Диалектика просвещения. Философские фрагменты - страница 30
Если принцип жертвоприношения ради его иррациональности оказывается преходящим, то он одновременно продолжает жить в силу своей рациональности. Последняя изменилась, но не исчезла. Самость противится растворению в слепой природе, о чьих правах все вновь и вновь заявляет жертва. Но при этом она остаётся обречённой как раз природным связям, живым, стремящимся утвердить себя в противовес живому. Девальвация жертвы рациональностью самосохранения является обменом в той же степени, в какой им всегда была жертва. Твердая в своей идентичности самость, возникающая в ходе преодоления жертвы, вновь является жестоким, неукоснительно соблюдаемым ритуалом принесения в жертву, которым человек, противопоставляя своё сознание природной связи, торжественно празднует самого себя. И поэтому отчасти верным оказывается известный рассказ из скандинавской мифологии, согласно которому Один повесился на дереве в качестве жертвы самому себе, и тезис Клагеса, гласящий, что всякая жертва есть принесение в жертву Богу Бога, как оно и изображается в монотеистической перелицовке мифа, в христологии. [47] С тем только, что тот слой мифологии, в котором самость выступает в качестве жертвы самой себе, выражает собой не столько изначальную концепцию народной религии, сколько, напротив, включение мифа в цивилизацию.
В классовой истории враждебность самости жертве всегда включала в себя жертвование самостью, ибо оплачивалось отрицанием природного в человеке ради господства над не являющейся человеком природой и другими людьми. Именно это отрицание, ядро всякой цивилизаторной рациональности, является зародышевой клеткой продолжающей бурно разрастаться мифической иррациональности: отрицанием — природного в человеке спутан и делается непроницаемым не один только телос обуздания внешней природы, но и — телос собственной жизни. В тот момент, когда человек в качестве сознания самого себя отсекает себя от природы, ничтожными становятся и все те цели, ради которых он сохраняет себя живым: социальный прогресс, рост всех материальных и духовных сил, даже само сознание, а возведение на престол средства в качестве цели, принимающее в эпоху позднего капитализма характер откровенного безумия, различимо уже в праистории субъективности. Господство человека над самим собой, учреждающее его самость, виртуально есть во всех случаях уничтожение того субъекта, во имя которого оно осуществляется, потому что обузданная, подавленная и разрушенная самосохранением субстанция является не чем иным, как той жизненностью, быть функциями которой единственно и предназначены все действия самосохранения — собственно как раз тем, что должно быть сохранено.
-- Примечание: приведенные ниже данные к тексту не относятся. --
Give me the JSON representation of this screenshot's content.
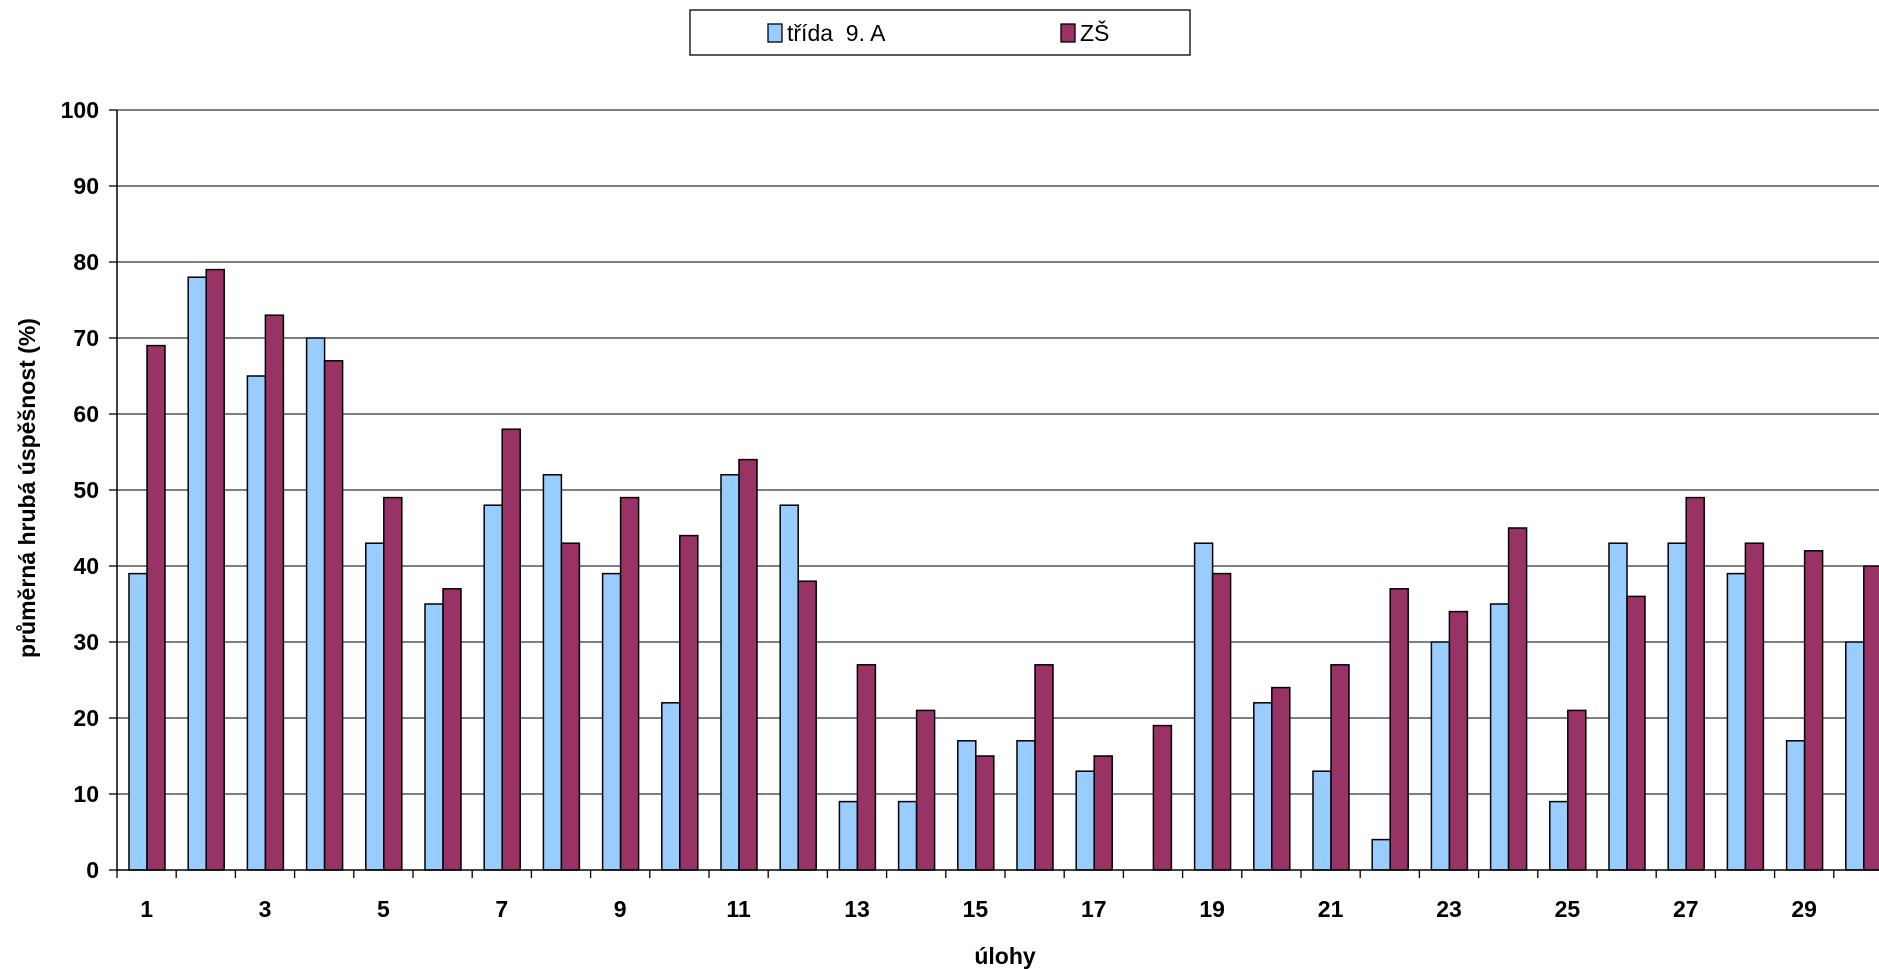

Противоразумность тоталитарного капитализма, чья техника, призванная удовлетворять потребности, в её опредмеченном, определяемом отношениями господства облике делает невозможным удовлетворение потребностей и понуждает к искоренению человека — эта Противоразумность имела свой прототипической образ в герое, который избегает жертвы тем, что жертвует собой. История цивилизации есть история интроверсии, становления интровертивной жертвы. Другими словами: история самоотречения. Любой отрекающийся отдаёт больше от своей жизни, чем ему бывает возвращено, больше, чем та жизнь, которую он защищает. Этот процесс развёртывается в контексте ложного общества. В нём каждый является слишком многим и оказывается обманутым. Но такова общественная необходимость, что тот, кто хотел бы уклониться от универсального, неравного и несправедливого обмена, но не отказаться от него, так что доведись ему, сразу ухватил бы себе неурезанное целое, тем самым как раз потерял бы все, даже тот скудный остаток, который гарантируется ему самосохранением. Все требует избыточных жертв: взамен жертвы.
Именно таким и является Одиссей — самостью, беспрестанно превозмогающей самое себя [48] и через то упускающей свою жизнь, ей спасаемую и уже только лишь припоминаемую как скитания. И тем не менее он в то же время является и жертвой, приносимой ради упразднения жертвоприношения. Его барское самоотречение, будучи борьбой с мифом, замешает собой то общество, которое уже более не нуждается ни в самоотречении, ни в господстве: оно властвует над самим собой не для того, чтобы совершать насилие над собой или другими, но ради примирения.